Meg Rady // Blog Writer
The found family trope is perhaps one of the most popular tropes in modern media. Chances are you’ve consumed at least one piece of media that features found family, also known as family of choice. Popular found family stories range from Marvel’s Guardians of the Galaxy, to the popular anime Demon Slayer, to YA classics like the Six of Crows duology (one of my personal favorites).
This trope takes on many forms, but simply put, found family is when a group of individuals with no blood relation unite and form a strong familial friendship through a shared experience, identity, or other circumstance. This, of course, is in contrast to a person’s biological family that they are born into. As the name suggests, with a found family you can choose the people you love to share in this bond, which oftentimes can be thicker than blood.
I think a great example of this is Wizard of Oz, which has become a household story since its inception in the early 1900s. This, I think, is where the popularity lies because we often can’t choose the family we are born with so it’s appealing to be able to choose. Family is something everyone can relate to. Whether it’s the bond with your biological family or a group of friends that feel as close as you are with your family. For those who aren’t close to their family, this is especially important as it serves as their unconditional support system.

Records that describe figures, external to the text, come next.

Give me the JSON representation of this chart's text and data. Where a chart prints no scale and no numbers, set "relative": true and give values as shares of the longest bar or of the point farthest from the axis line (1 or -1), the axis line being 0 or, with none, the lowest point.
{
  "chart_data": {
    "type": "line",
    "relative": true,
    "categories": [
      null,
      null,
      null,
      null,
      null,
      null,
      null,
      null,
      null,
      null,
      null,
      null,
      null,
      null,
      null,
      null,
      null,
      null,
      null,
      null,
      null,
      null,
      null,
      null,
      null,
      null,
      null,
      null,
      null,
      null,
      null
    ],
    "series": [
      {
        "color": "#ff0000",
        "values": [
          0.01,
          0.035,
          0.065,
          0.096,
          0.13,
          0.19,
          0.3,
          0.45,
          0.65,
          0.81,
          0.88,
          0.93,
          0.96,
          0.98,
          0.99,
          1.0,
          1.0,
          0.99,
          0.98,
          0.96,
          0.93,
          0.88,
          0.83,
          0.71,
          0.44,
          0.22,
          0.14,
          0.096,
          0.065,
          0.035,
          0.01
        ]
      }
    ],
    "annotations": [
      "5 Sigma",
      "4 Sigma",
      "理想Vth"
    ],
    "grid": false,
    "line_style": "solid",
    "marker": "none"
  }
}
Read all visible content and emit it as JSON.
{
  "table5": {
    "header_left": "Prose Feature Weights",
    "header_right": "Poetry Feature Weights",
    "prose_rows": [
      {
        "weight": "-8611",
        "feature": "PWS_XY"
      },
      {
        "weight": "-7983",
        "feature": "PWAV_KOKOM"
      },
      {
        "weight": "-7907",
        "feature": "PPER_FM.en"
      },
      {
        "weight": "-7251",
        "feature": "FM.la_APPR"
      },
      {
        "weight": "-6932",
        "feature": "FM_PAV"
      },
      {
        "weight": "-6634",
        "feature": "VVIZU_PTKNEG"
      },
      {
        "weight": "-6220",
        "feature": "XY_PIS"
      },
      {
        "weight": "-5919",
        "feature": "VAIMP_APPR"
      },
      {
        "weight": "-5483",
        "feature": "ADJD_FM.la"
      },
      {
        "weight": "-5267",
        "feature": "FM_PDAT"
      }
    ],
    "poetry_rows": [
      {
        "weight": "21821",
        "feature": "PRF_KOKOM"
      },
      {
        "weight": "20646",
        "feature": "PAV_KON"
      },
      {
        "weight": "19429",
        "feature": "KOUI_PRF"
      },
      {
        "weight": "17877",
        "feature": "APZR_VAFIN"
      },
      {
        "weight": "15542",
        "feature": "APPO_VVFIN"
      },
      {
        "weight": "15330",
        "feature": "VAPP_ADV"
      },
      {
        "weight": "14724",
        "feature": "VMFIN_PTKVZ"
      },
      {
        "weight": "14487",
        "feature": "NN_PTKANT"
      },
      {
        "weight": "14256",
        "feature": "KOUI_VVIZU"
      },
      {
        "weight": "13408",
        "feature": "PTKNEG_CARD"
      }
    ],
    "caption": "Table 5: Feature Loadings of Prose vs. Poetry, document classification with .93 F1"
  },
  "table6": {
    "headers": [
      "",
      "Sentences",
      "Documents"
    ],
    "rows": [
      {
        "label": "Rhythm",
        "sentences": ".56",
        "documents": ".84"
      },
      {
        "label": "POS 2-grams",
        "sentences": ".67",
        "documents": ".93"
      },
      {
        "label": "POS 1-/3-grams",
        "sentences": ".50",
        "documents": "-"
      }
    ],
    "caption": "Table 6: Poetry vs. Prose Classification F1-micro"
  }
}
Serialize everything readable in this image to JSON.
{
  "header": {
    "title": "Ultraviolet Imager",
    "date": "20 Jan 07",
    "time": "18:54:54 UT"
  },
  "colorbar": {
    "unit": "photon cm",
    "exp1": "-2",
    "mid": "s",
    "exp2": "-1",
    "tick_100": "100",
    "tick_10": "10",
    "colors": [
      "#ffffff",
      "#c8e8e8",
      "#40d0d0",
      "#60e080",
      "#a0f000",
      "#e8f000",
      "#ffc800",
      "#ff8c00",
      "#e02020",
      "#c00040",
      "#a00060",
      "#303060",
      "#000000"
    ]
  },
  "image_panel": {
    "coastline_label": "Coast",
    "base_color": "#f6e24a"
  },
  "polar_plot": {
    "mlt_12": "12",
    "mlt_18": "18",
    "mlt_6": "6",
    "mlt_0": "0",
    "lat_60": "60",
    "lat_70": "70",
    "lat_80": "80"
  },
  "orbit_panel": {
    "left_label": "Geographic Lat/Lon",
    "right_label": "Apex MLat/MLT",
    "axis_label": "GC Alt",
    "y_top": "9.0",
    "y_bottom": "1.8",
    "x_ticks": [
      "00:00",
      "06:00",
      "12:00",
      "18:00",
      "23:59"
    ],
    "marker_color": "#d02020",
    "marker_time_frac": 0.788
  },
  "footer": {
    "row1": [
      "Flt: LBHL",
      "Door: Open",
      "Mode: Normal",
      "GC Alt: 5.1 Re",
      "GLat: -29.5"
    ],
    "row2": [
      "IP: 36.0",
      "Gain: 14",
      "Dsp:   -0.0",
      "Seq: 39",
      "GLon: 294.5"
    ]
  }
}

As consumers, for us characters are one of the most important aspects of a story. We watch and read stories to try to connect with the people in the story, and it’s a great way to delve deep into character development. It forces the writers to explore their character’s dynamics and internal development, which creates a richer story. The audience also has increased investment of the characters’ bond because they’ve watched it form alongside them, witnessing their relationship grow as they learn to trust each other, and eventually come to rely on one another. It seems like a tale as old as time, just a group of people forming a familial-like bond, but there’s a reason it’s a classic story theme. As humans, we crave social and familial connections; we need them to survive, so it’s no surprise that we gravitate towards stories that reflect what we often desire the most.